Había recibido una breve nota de Jared Barnow dándole las gracias por haberle dejado estar en la casa de Vermont. No le había contestado. ¿Para qué? Una hospitalidad casual, una breve nota de gratitud, una invitación dada sin importancia, una semipromesa de aceptación… aquello era todo, y no era más que una telaraña.
Tenía que comprenderse pues a si misma. La soledad era inevitable y no podía mitigarse con cualquiera que pasara. Tenía que mantenerse ocupada, primero con la casa. Ahora era sólo suya. Podía cambiarla, mejorarla, renovarla. Después de todo, una casa debería cambiar con las generaciones cambiantes, transformarse en el marco de una nueva personalidad.
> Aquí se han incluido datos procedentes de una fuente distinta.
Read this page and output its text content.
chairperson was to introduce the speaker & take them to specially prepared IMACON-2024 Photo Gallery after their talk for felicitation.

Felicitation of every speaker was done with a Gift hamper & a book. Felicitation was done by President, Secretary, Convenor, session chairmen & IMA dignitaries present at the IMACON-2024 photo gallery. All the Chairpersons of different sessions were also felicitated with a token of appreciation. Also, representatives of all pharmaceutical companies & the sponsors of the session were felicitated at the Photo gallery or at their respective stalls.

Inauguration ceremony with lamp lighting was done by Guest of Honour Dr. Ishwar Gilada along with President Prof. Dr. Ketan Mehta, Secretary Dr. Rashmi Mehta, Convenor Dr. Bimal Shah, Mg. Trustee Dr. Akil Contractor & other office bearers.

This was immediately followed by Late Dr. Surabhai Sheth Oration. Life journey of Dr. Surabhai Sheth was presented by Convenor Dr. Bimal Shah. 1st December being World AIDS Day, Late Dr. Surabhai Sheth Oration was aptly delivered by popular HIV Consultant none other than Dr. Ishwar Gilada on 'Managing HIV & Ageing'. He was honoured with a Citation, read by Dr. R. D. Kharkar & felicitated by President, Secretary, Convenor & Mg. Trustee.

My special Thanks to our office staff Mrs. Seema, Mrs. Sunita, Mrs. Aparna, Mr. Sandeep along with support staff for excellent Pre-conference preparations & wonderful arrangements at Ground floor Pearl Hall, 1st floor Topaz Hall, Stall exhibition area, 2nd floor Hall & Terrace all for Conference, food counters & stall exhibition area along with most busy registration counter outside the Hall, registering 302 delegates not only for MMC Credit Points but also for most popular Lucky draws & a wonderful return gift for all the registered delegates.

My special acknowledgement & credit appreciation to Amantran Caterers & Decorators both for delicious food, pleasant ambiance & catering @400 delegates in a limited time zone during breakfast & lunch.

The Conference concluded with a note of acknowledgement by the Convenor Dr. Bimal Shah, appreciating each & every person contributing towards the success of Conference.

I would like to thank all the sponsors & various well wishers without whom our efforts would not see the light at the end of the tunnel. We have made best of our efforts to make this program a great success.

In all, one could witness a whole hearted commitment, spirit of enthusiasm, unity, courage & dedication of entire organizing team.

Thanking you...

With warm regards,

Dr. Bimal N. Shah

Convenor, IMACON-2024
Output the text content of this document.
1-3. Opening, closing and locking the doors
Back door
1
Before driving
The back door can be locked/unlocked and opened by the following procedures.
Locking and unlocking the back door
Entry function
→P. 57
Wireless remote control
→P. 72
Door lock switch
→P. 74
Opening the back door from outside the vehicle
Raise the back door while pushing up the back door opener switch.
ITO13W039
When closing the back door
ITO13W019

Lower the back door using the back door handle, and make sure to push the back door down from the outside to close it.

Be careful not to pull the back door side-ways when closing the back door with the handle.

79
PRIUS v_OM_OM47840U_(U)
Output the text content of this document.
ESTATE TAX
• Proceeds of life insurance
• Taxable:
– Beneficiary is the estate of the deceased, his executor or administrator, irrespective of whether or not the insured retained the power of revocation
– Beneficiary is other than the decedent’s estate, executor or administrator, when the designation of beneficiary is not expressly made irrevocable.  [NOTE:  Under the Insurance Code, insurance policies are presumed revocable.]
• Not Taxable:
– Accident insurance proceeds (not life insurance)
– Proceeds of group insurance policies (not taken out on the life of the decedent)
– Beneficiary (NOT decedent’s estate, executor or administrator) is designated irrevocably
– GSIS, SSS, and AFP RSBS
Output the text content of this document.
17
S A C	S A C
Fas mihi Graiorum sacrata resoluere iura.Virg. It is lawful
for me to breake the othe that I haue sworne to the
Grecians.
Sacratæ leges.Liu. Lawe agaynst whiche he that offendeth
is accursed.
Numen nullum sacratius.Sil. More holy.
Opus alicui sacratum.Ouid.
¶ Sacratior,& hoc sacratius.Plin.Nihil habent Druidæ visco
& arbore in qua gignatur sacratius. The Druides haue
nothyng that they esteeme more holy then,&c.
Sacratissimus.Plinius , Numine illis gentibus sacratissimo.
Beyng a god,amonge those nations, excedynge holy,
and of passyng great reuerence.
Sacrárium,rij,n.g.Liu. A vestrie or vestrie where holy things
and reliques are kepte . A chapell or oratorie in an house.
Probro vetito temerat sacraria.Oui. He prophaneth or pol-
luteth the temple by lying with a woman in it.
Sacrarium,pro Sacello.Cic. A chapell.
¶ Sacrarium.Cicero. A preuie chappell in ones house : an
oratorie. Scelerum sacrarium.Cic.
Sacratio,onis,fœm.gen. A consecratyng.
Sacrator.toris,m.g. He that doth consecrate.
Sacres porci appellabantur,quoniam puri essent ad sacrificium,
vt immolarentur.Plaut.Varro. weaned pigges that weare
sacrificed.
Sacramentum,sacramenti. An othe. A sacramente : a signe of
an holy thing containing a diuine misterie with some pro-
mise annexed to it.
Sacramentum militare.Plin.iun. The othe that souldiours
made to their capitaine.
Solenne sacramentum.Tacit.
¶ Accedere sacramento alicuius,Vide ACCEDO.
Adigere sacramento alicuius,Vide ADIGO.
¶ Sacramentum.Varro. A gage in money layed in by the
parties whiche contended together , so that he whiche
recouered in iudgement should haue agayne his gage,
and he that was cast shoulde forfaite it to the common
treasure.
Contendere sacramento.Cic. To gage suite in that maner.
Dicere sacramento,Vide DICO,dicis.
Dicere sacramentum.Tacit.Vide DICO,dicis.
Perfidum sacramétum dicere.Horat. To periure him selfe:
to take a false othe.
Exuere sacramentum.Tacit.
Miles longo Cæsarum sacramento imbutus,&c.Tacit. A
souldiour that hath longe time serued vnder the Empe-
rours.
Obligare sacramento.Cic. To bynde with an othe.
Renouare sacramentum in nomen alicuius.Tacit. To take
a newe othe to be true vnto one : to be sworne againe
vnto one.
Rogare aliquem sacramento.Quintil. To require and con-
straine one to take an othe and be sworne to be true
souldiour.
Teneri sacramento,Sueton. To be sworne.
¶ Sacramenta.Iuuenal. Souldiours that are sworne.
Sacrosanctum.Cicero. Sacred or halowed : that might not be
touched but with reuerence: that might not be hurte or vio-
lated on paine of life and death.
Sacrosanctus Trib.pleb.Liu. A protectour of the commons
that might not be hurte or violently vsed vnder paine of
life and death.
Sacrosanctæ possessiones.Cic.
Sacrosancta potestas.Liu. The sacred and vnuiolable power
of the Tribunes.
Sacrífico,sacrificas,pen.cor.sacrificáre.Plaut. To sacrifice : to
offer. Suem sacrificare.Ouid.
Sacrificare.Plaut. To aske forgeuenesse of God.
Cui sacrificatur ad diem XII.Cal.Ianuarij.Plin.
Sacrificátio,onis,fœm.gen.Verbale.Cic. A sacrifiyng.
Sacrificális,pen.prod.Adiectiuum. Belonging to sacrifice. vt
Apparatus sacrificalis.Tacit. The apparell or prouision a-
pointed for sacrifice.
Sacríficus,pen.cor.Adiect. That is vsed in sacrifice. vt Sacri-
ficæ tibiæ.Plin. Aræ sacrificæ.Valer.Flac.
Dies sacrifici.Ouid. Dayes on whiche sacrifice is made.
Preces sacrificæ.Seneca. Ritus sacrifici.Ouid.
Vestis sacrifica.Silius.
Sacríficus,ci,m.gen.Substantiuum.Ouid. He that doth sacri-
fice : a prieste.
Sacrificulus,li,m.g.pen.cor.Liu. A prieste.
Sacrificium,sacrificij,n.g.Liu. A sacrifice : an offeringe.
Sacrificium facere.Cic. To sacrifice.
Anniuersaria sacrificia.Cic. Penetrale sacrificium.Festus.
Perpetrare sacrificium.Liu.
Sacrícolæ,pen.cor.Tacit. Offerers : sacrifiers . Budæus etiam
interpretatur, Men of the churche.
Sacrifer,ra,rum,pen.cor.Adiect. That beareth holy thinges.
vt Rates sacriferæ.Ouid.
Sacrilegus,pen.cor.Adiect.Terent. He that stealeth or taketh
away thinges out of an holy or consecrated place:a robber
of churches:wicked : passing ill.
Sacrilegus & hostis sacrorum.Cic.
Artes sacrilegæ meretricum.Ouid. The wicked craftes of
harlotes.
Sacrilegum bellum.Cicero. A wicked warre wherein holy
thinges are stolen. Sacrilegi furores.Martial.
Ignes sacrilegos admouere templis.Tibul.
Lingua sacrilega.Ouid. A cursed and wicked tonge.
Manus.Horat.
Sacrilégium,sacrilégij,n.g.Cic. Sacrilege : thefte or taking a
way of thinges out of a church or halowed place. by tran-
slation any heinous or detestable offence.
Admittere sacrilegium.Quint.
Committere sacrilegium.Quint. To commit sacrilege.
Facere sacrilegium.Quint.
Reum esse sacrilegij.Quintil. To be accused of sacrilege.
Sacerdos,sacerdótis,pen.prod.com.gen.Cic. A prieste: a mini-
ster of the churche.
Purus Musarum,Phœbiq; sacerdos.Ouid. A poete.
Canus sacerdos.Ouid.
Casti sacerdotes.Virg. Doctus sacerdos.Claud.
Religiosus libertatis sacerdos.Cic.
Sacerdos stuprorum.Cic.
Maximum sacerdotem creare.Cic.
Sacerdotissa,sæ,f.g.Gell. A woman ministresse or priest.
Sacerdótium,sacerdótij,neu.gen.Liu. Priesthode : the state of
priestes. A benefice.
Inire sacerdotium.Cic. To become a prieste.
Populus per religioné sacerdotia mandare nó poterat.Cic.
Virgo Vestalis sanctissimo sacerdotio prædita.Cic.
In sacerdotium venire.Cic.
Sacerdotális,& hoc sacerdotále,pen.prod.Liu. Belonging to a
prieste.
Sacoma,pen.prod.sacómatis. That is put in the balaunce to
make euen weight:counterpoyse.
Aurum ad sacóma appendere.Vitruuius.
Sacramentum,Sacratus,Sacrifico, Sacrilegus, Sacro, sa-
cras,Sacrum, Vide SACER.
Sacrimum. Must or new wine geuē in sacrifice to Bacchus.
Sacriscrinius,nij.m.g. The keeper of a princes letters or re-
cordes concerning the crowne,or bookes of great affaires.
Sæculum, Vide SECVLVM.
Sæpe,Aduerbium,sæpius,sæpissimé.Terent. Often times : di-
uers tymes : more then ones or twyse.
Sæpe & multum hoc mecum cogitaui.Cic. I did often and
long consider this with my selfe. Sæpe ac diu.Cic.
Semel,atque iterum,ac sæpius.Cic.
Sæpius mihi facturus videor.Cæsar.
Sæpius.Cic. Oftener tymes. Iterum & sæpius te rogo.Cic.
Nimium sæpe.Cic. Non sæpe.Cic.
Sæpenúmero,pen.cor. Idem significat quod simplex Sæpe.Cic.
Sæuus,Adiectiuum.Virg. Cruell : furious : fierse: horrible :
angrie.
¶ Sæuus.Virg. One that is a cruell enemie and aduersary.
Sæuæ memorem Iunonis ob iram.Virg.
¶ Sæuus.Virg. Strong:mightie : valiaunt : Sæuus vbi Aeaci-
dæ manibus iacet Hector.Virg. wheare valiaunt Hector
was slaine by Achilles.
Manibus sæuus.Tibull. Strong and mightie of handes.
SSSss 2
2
¿Nueva personalidad? ¡Ella misma… no otra! Ahora podría ser una persona distinta, alguien a quien no había conocido, menos tímida, menos reservada, más preocupada por su aspecto, por su mente… en resumen, por crecer. A su manera, Arnold había sido un retiro. Al cobijo de su edad superior, de su éxito como famoso abogado, no había sentido más estímulo que el de ser como él quería que fuera, su esposa, la madre de hijos inteligentes y relativamente razonables, anfitriona encantadora, una figura correcta a la manera convencional en la sociedad convencional y correcta de una ciudad antigua y conservadora. Ella misma no había sentido grandes deseos de ser otra cosa, pues Arnold no le había frenado, No se había dado cuenta de tener una ambición incumplida y en conjunto había disfrutado con su estado de ser. Sabía que, a su manera, Arnold la había amado más que ella a él, pero le había amado, sin echar nada en falta, y suponía que la relación entre ambos había sido la corriente entre personas en las mismas circunstancias vitales.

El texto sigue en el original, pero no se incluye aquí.